The forced migration from Nigeria's violence is expected to strain everything from public services to food security, as a weak central government struggles to beat back the emboldened Islamist insurgency.
Boko Haram aims to impose Islamic law and has been targeting vigilante militias and the military that stand in its way. Insurgents have killed nearly 3,000 people this year, according to the Council on Foreign Relations.

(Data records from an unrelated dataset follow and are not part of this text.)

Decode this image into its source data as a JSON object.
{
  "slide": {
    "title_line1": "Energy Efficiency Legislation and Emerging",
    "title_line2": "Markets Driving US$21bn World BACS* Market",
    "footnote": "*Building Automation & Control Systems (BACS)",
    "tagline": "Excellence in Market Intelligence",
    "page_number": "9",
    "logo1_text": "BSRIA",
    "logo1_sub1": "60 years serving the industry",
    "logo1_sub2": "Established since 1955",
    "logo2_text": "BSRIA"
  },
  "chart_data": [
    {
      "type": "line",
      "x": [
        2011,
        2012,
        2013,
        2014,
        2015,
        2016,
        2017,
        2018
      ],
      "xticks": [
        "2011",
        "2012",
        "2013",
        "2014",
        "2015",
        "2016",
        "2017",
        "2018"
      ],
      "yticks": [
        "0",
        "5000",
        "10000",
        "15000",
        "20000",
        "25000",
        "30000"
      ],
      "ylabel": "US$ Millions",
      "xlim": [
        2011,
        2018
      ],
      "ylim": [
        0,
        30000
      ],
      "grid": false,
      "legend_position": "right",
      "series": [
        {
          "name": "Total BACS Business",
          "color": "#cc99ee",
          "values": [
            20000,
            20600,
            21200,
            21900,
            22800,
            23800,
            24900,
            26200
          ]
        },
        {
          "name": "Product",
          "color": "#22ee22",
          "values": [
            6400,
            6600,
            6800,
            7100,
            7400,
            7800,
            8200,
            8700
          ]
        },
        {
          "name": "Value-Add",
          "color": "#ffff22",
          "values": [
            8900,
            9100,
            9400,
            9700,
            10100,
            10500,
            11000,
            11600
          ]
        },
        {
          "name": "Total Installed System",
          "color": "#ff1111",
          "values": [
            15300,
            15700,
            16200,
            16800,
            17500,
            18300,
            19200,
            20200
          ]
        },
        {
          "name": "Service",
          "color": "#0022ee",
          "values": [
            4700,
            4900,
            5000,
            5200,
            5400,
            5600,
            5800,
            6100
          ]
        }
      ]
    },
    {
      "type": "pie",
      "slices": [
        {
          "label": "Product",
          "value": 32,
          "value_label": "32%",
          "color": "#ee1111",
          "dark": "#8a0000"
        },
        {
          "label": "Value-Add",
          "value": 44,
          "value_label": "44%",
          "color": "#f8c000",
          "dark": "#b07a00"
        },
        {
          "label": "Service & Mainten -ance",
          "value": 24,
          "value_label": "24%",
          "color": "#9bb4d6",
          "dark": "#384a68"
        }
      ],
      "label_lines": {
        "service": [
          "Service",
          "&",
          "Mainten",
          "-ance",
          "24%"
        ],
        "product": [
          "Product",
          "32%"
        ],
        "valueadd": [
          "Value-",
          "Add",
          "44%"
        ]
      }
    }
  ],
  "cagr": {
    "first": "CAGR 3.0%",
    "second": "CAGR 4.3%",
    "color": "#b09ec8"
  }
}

The turmoil has spilled across Nigeria's porous border with Cameroon, where about half of the 10,000 residents of the town of Kolofata have fled since a suspected Boko Haram raid there two weeks ago.
Manzo Ezekiel, a spokesman for Nigeria's National Emergency Management Agency, estimated that 3 million Nigerians are facing "serious humanitarian challenges" because a breadwinner has been killed in the turmoil or they are too scared to plant the crops
they will need to survive through the dry season.
At the same time,the number of farmers fleeing their land poses a threat to the country's food supply,
say aid workers. "There's palpable fear that there may be food scarcity in the region yet this year," said Nwakpa Nwakpa, a spokesman for the Red Cross in Nigeria.
But the army has shown little sign that it is capable of turning the tide as northeastern Nigeria has slipped deeper into lawlessness
. Despite a global campaign drawing attention to more than 200 schoolgirls the militants abducted in April, the military has struggled to make much public progress toward their release.